It’s nerve-wracking enough trying to find a bathroom in some foreign countries, let alone trying to get medical treatment when you’re injured. Receiving health care abroad is not something anyone wants to deal with, but the truth is that it happens, more often than you’d care to think. Travel means doing unfamiliar things in unfamiliar places which only increases our chances of accidents, from simple sprained ankles and allergic reactions to extreme trauma and life-threatening illnesses. Before you head overseas, make sure you have your health covered.
Before you visit a foreign country, check with the Centers for Disease Control to verify what vaccinations and health warnings they may have for the country you are traveling to. For many countries, it is recommended that you receive basic vaccinations against common diseases, like malaria, that don’t exist in the United States. Once you have a list of vaccinations, contact your doctor to schedule an appointment to receive them. Don’t assume that your normal doctor knows all the required vaccinations for a given country, considering that approved list may change regularly.
Most insurance companies do not offer automatic coverage abroad, including both Medicare and Medicaid. Contact your insurance company before you go to see what sort of coverage they offer for the area you might be traveling to. If they do extend coverage, ask about what sort of support they offer, if it covers extreme activities like scuba diving or parasailing (if you plan on doing these), and whether it covers emergency evacuation should you need to be brought back to the U.S. If your insurance company does not offer coverage, consider the many insurance companies that specialize in temporary overseas coverage. A list of such companies can be found on State Department’s travel site.
If you have the need for prescription medication, take as much as you will need for your entire trip to avoid having to fill the prescriptions abroad. Make sure the medication is in its original packaging and that you have a copy of the prescription from your doctor.
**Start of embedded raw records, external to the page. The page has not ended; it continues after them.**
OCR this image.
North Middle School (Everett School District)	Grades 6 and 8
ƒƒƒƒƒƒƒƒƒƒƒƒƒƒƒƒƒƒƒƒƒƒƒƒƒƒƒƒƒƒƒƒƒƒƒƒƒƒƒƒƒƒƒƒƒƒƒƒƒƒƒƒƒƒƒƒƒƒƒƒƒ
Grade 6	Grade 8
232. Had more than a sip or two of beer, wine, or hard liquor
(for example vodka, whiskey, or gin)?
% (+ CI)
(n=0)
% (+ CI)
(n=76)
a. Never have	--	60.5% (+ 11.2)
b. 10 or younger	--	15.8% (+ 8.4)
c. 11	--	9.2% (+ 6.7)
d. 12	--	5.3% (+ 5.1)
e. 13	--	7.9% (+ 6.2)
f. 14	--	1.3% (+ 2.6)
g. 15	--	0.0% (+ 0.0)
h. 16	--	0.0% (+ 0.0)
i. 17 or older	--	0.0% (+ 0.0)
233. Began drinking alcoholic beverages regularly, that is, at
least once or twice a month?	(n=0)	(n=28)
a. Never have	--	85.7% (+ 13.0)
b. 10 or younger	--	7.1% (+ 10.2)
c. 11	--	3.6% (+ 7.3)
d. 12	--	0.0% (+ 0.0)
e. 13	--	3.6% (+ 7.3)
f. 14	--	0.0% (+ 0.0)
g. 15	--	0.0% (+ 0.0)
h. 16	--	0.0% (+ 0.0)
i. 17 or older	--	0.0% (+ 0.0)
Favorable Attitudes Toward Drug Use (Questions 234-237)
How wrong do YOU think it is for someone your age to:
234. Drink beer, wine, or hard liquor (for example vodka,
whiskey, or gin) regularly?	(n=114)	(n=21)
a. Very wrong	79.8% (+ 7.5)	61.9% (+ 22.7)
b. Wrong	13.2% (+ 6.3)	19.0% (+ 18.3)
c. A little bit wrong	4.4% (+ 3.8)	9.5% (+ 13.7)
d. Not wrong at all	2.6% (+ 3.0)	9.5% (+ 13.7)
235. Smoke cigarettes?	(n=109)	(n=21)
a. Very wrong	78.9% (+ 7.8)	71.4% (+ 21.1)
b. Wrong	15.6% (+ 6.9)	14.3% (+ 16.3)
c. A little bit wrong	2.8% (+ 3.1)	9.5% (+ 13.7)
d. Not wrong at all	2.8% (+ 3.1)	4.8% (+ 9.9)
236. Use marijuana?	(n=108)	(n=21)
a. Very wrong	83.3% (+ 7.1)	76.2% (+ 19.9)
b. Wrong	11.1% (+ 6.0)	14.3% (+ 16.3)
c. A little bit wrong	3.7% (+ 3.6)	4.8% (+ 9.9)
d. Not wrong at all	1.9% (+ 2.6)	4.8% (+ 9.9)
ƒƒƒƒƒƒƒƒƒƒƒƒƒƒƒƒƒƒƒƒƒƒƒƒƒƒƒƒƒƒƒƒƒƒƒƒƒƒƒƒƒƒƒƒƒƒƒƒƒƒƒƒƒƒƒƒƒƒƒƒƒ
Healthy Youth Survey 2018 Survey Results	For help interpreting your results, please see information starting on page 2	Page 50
Lastly, check to make sure that your medication is not illegal in the country you are visiting, lest you be accused of smuggling drugs when you attempt to pass through customs.
If you should need to visit a hospital or doctor when you are abroad, call the closest U.S. Embassy to get a list of recommended medical facilities in your area. Getting this list before you go is a good preparation step. The embassy can help you find medical attention, contact family and friends back home, and help you to transfer funds from you insurance provider to the physician or hospital that is treating you.